Essentials
SELELE MASHILO
Selele Mashilo has a mechanical engineering diploma from Tshwane University of Technology and
a refrigeration and air-conditioning diploma from Unisa. His experience includes over a decade in
government as deputy-director building services before rejoining the private sector in 1998 as HVAC&R
project engineer. He is the former chairperson of the Refrigeration and Air Conditioning Empowerment
Forum of SA (RAEFSA), the Air Conditioning and Refrigeration Industrial Council of SA (ACRICSA), and
Black Energy Services Companies (BESCO).
HVAC, FIRE AND SMOKE CONTROL
By Selele Mashilo
When there is a fire in a building, ducted ventilation systems can always
transport smoke around.
Smoke control is very important during the design stage of air
conditioning systems. During a fire in a building, lives may be
endangered by smoke carried by ducting in all areas served by air
conditioning.
Smoke can be controlled in various ways, either by switching off
the system by using smoke detectors or by applying smoke control
mechanisms which will alert tenants of the building.
During a fire in a building smoke movement to various areas is
caused by stack effect in a building, buoyancy, expansion, wind, and
ventilating and air conditioning systems.
Smoke is regarded is a killer during a fire in a building. Before
fire can even reach various remote areas of the building, smoke
might have already reached those points and also made it difficult to
evacuate tenants.
The response system on smoke control should have already
responded in time to avoid smoke reaching such remote areas
or the tenants must be alerted in time so that evacuation can be
effected.
Fire safety designers consider air conditioning systems as
potentially dangerous penetrators of building membranes that can
transport smoke and fire. Traditionally, HVAC systems must be shut
down during fire.
Though HVAC will be shut down, this does not necessarily
prevent smoke travelling through the ducting into various places
due to smoke buoyancy, stack effect and outside wind velocities
and pressures.
STACK EFFECT
A building may contain shafts for services, staircases, lifts or escalators.
When it is colder outside the building than inside the building, warm
and less dense air will always have an upward movement.
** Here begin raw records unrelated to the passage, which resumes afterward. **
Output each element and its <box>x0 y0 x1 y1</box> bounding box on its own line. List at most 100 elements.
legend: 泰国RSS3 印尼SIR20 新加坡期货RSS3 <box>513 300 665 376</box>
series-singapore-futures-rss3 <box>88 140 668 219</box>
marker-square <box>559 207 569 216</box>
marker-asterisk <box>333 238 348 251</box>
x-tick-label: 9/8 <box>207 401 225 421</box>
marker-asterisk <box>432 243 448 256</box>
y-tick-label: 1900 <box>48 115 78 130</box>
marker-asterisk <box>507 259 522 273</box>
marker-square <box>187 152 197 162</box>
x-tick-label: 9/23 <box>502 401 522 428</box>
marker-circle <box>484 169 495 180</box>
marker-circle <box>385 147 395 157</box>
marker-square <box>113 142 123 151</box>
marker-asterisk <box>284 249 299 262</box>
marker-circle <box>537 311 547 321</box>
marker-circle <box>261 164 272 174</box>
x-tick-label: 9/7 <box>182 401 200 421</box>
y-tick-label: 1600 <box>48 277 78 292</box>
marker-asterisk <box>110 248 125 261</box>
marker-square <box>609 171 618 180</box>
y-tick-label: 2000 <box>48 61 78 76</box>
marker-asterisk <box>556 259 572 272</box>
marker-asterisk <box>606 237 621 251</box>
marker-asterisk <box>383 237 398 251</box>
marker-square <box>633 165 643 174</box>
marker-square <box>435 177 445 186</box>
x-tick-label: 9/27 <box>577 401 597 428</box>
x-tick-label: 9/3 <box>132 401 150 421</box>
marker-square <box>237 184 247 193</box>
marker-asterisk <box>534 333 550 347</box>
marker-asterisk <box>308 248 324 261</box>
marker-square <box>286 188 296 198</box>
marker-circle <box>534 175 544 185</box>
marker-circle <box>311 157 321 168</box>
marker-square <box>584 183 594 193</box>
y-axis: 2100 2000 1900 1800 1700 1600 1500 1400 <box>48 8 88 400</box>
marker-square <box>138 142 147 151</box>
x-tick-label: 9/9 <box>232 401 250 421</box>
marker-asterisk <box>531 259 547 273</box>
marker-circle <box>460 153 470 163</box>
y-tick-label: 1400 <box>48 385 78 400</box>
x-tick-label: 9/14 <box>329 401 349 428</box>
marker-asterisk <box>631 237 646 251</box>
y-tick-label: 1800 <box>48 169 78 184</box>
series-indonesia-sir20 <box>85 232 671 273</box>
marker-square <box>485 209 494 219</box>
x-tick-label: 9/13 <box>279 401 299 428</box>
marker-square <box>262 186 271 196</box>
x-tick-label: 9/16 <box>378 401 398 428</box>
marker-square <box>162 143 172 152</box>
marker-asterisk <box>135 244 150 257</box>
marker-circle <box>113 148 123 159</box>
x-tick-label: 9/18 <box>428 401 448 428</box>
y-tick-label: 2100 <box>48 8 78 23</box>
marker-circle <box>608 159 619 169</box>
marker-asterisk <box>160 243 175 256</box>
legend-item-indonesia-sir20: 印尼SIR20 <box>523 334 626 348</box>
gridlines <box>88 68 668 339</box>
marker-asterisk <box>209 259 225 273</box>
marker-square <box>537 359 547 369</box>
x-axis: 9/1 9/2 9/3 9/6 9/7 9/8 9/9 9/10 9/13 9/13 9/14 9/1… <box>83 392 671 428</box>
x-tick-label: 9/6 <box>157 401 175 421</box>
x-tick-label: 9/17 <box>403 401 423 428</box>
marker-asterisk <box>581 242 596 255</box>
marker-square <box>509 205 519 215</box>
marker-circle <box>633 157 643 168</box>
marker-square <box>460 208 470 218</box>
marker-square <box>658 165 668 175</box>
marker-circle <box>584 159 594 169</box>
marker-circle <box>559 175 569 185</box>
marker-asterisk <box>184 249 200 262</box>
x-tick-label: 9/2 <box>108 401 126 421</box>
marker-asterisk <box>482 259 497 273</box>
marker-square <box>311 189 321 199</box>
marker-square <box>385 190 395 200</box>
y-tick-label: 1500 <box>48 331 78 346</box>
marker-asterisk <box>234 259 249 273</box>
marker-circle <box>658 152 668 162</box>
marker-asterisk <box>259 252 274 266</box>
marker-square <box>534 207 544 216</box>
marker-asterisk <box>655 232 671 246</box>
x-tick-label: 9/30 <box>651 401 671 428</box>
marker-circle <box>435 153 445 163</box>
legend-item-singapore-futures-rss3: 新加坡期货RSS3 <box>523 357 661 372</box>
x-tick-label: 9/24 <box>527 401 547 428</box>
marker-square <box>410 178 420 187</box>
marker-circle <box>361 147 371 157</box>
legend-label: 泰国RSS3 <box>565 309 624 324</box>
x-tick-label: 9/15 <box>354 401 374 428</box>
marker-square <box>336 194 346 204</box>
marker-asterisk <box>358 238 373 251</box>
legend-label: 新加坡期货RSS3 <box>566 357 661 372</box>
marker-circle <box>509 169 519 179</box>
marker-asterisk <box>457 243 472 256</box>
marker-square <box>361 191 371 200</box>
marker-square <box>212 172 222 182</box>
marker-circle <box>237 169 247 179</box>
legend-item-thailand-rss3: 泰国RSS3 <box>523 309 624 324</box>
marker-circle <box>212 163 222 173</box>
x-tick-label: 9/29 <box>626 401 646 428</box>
The opposite is true when the outside air is warmer than the
interior air and movement will be downward. The downward reverse
movement is called reverse stack effect. At standard atmospheric
pressure, the pressure difference due to either normal or reverse stack
effect is expressed as:
ASHRAE
∆p = K *(1/T0 - 1/Ti)*h
Where:
∆p = pressure difference in Pascals
T0 = absolute temperature of outside air
Ti = absolute temperature of air inside shafts
h = distance above neutral plane in metres
Figure 1. Pressure difference between a building shaft and the outside
due Normal Stack Effect.
The stack effect usually exists between a building and the outside of a
building. Figure 1 indicates the pressure difference between a building
shaft and the outside of the building. In the diagram a positive pressure
difference indicates that the shaft pressure is higher than the outside
pressure, and a negative pressure indicates the opposite.
Under normal stack effect the air movement will be upwards and
under reverse stack effect the air movement will be downwards. Now
one should imagine during fire in the building, the movement of smoke
and how it can be controlled by ventilation system.
Besides the air fuelling the fire, it is not always directed to the fire
and can affect smoke movement when certain areas are under a more
positive pressure than where the smoke originated. The shafts may be
pressurised to prevent smoke movement or used for extraction systems.